Пока они распивали вторую бутылку, Гретхен позвонила и вызвала приходящую няню, и они выяснили, где находится Саннисайд-гарденз, потом Гретхен причесалась и переоделась в темное шерстяное платье, хотя была не совсем уверена, что это comme il faut для боксерского матча.
Когда они приехали в Саннисайд-гарденз, состязания уже начались. Билетер провел их к местам в третьем от ринга ряду. Гретхен заметила, что в зале очень мало женщин и нет ни одной в черном платье.
Она до этого ни разу не была на боксе и выключала телевизор, когда передавали репортажи с рингов. Сама мысль о том, что взрослые люди могут бессмысленно мордовать друг друга за деньги, казалась ей скотской. У людей, окружавших ее сейчас в зале, были лица, вполне подходящие для любителей подобных зрелищ. Гретхен была уверена, что никогда в жизни не видела столько уродов сразу.
Во втором поединке противник разбил боксеру бровь и оба мужчины вымазались в крови. При виде крови толпа взвыла, и от этого воя Гретхен чуть не вырвало. К моменту, когда объявили главный поединок, она сидела бледная, едва сдерживая тошноту. Сквозь слезы и застилавший глаза сигаретный дым она увидела, как на ринг ловко поднялся мужчина в красном халате, и узнал Томаса.
Удивительно, но Томас внешне почти не изменился. Разве что литые тренированные мышцы выдавали в нем бойца-профессионала. А лицо оставалось все тем же: чистым, привлекательным, мальчишеским. Пока рефери объявлял условия боя, Томас непрестанно улыбался, но Рудольф видел, как он раза два нервно облизнул губы.
Его противник, поджарый негр, был значительно выше Томаса, и руки у него были гораздо длиннее. Он переминался с ноги на ногу, будто отплясывал боевой танец, и кивал своему тренеру, нашептывавшему ему на ухо последние советы.
С застывшей на лице страдальческой гримасой Гретхен не сводила глаз с брата. За его мальчишеской улыбкой она угадывала скрытую злобу, желание причинить боль, предвкушение удовольствия от страданий другого — все то, что отталкивало ее от Томаса, когда они жили в Порт-Филипе. Конечно, думала она, этого и следовало ожидать. Именно так он и должен был кончить — зарабатывать на жизнь кулаками.

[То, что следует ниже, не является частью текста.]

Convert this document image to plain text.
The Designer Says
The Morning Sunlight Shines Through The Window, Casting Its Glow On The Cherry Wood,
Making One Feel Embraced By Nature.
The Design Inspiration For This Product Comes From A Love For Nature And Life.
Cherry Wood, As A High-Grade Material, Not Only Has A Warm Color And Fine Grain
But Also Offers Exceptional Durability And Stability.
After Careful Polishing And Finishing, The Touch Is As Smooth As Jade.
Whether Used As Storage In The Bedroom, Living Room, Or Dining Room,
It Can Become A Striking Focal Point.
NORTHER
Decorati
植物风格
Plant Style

Оба были сильными, оба одинаково быстро двигались. Негр действовал менее агрессивно, но длинные руки помогали ему лучше защищаться. Томас постоянно наступал, наносил удар за ударом, заставляя негра пятиться, а загнав в угол и прижав к канатам, просто избивал.
«Убей черномазого!» — кричали из задних рядов всякий раз, когда Томас наносил подряд серию ударов. Гретхен морщилась — ей было стыдно находиться здесь, стыдно за всех, кто сидел в этом зале. Ах, Арнольд Симс, ты, что ковылял в больничном халате и говорил: «У вас красивые ноги, мисс Джордах», ах, Арнольд Симс, мечтавший о Корнуолле, прости меня за сегодняшний вечер!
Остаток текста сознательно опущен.